Judicial Watch highlights the latest bad idea from one particularly loony left-coast city.

Elected officials in a major U.S. city plan to pass a law that will allow thieves to sell items they steal if they do it to earn money for basic needs and trespassers to set up camp on private property when it is to obtain adequate shelter. Dozens of other crimes—including assault and harassment—will be excused under the preposterous measure if suspects are poor, mentally ill or addicted to drugs. It is being crafted as a poverty defense and will allow municipal court judges to dismiss a multitude of crimes if poverty, mental illness or a substance-abuse disorder drove the perpetrator to commit them.

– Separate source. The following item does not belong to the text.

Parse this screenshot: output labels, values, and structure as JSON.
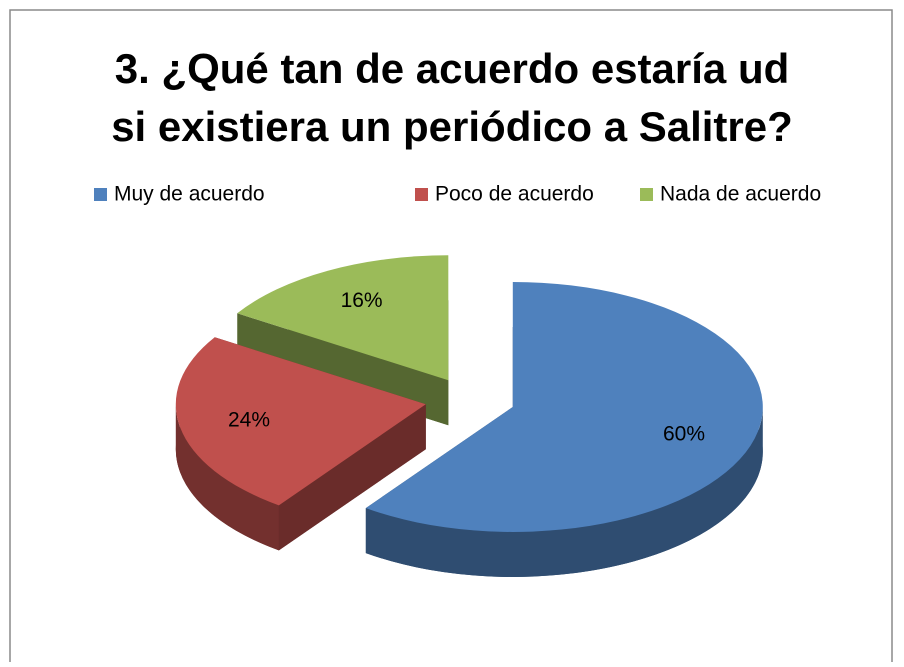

Even for a famously liberal left coast city like Seattle it seems like a bit much. The proposal was first introduced during the Seattle City Council’s budget deliberations weeks ago, according to a local news report. It was put on hold over a budget process bureaucracy but has gained incredible steam and appears to have enough support to alter the city code early next year. “The idea could enormously impact the city — and set Seattle apart from the rest of the country in its approach to misdemeanor crimes,” according to the news story, which includes the concerns of frustrated public safety advocates who say the law will essentially legalize most crimes in Seattle. Not surprisingly, the idea came from a “wave of activism and historic protests after the police killing of George Floyd in Minnesota,” the Seattle newspaper story says. That motivated public defenders and community organizers to take advantage of the attention to police and court reforms to fix a “long-held frustration.”

The force behind the push for the new law is a leftist organization called Decriminalize Seattle that opposes policing and the criminal legal system.